Gerald leckte sich die Lippen. Er hatte noch nie eine Schwachsinnige gehabt. Vielleicht musste seine Botschaft direkter sein, unmissverständlicher. Okay, konnte sie haben. Er zupfte an der Schnur um seinen Hals und zog das in Plastik eingepackte Kondom hervor. Nicht, dass er es gebraucht hätte - es würde keine Beweise geben. Das Kondom sollte die Bräute nur glauben machen, er würde ihnen nichts tun.
Die Frau musterte das kleine Päckchen, das nun über seinem T-Shirt hing.
Vielleicht begriff sie jetzt.
Ihre Augen weiteten sich.
»Warum ...?«, fragte sie.
Ah, endlich spiegelte sich Angst auf ihrem Gesicht. Gerald wusste, dass diese Angst sie jetzt nicht mehr loslassen würde.
Jetzt!
Er grunzte, als er nach vorn sprang, ihr Handgelenk packte und ihr den Arm auf den Rücken drehte. Mit der anderen Hand riss er das Klebeband von seinem Hemd und presste es ihr auf den Mund.

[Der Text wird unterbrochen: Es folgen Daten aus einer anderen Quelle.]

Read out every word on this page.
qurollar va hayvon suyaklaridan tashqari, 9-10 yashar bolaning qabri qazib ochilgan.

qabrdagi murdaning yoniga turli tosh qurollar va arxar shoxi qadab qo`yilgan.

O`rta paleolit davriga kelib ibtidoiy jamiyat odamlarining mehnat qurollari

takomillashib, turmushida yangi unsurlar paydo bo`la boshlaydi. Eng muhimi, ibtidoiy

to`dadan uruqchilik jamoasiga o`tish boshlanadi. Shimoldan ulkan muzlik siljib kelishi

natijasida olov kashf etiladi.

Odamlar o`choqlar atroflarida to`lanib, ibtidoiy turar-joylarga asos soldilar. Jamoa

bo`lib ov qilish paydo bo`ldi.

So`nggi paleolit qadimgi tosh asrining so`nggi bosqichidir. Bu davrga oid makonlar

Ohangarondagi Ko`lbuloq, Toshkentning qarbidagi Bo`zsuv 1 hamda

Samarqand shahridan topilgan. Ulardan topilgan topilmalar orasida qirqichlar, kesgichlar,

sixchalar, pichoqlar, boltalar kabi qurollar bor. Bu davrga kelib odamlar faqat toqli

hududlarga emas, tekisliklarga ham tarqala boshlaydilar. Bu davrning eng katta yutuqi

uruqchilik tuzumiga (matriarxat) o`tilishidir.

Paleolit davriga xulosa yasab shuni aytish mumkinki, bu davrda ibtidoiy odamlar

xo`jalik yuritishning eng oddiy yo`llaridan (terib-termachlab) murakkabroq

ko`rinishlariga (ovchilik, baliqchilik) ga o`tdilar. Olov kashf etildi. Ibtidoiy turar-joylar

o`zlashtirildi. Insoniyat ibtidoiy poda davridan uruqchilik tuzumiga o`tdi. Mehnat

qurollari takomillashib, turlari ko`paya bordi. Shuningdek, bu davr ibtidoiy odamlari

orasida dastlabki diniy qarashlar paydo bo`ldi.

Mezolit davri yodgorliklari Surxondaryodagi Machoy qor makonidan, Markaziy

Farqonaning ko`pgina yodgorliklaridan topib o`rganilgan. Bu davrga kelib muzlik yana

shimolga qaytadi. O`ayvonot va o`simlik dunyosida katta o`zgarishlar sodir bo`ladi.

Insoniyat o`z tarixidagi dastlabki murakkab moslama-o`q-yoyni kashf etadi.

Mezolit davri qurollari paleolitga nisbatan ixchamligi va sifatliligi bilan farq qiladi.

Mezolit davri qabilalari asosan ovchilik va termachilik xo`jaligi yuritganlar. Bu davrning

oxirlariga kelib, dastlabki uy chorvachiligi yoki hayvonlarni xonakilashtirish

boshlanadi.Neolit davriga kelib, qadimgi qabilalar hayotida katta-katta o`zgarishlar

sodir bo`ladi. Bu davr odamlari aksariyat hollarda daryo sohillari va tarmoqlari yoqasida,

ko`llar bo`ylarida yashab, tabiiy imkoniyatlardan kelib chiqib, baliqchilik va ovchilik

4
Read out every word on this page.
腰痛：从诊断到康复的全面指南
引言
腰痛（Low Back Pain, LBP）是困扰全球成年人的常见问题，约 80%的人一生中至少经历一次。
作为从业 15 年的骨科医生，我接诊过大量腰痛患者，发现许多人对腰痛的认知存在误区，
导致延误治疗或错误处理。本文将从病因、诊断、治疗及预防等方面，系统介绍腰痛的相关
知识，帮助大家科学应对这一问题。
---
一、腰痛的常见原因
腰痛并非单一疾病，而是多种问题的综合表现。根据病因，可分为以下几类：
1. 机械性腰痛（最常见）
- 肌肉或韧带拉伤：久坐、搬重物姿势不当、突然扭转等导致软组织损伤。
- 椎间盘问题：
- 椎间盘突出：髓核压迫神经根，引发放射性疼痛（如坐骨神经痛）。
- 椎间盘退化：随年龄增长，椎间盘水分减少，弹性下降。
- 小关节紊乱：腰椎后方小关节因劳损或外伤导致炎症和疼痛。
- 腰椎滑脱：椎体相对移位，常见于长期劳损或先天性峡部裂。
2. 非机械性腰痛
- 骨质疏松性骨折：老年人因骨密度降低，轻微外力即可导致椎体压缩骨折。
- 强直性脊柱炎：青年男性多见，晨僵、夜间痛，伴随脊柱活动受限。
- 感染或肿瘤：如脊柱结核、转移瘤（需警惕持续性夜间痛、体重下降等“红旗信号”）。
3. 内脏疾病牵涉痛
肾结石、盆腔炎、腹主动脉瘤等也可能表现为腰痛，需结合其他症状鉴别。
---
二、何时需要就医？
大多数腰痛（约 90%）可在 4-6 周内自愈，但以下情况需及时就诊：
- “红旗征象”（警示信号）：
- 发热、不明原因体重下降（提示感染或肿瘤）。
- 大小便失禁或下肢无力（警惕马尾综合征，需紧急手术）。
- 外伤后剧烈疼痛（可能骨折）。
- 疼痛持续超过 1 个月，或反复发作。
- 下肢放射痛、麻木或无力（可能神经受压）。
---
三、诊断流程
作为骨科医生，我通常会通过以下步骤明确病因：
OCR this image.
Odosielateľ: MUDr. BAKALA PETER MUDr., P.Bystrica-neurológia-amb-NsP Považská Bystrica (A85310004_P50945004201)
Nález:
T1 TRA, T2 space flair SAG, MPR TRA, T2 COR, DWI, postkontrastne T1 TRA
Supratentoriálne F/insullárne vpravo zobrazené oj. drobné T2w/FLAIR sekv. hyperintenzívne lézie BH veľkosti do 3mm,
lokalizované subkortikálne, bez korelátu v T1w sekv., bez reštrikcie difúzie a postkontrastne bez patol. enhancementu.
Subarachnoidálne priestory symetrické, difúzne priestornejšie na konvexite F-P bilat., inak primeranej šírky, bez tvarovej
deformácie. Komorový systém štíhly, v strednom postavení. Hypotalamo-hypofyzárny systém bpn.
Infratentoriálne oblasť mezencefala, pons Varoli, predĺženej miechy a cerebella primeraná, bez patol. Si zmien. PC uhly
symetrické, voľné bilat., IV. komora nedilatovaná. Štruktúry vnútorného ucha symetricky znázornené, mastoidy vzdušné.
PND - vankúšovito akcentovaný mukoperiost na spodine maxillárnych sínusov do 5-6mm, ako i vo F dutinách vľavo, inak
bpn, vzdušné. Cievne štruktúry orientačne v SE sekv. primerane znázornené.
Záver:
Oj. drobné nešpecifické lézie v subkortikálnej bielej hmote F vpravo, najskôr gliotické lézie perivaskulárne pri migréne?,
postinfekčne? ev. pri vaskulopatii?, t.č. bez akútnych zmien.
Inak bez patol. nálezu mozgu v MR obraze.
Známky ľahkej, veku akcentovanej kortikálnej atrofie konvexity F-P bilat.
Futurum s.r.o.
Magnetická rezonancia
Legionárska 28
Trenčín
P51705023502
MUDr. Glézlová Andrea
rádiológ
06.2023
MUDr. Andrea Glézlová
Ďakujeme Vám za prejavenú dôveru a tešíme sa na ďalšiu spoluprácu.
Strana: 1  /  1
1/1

Die Frau schlug mit ihrem Gehstock nach ihm. Eigentlich war es mehr ein Holzstab, wie man ihn im Baumarkt kaufen konnte, leicht wie Balsa. Als der Stock Geralds Hüfte traf, spürte er es kaum. Er hielt sie fest gepackt.
Jetzt kam der gefährlichste Teil: die fünfzig Meter zum Van. Wenn ein Wagen über die Brücke fuhr und der Fahrer zufällig nach unten schaute, würde er sehen, wie die Alte sich wehrte. Doch sie war klein und schwächer, als Gerald angenommen hatte. Seltsam, wo sie den Stein doch mit Leichtigkeit hochgehoben hatte. Na, egal. Jetzt konnte sie nur noch zappeln und strampeln, und das tat sie nach Leibeskräften. Gerald trat ihr in die Kniekehlen, sodass ihre Beine nachgaben; das machte den Rest des Weges einfacher.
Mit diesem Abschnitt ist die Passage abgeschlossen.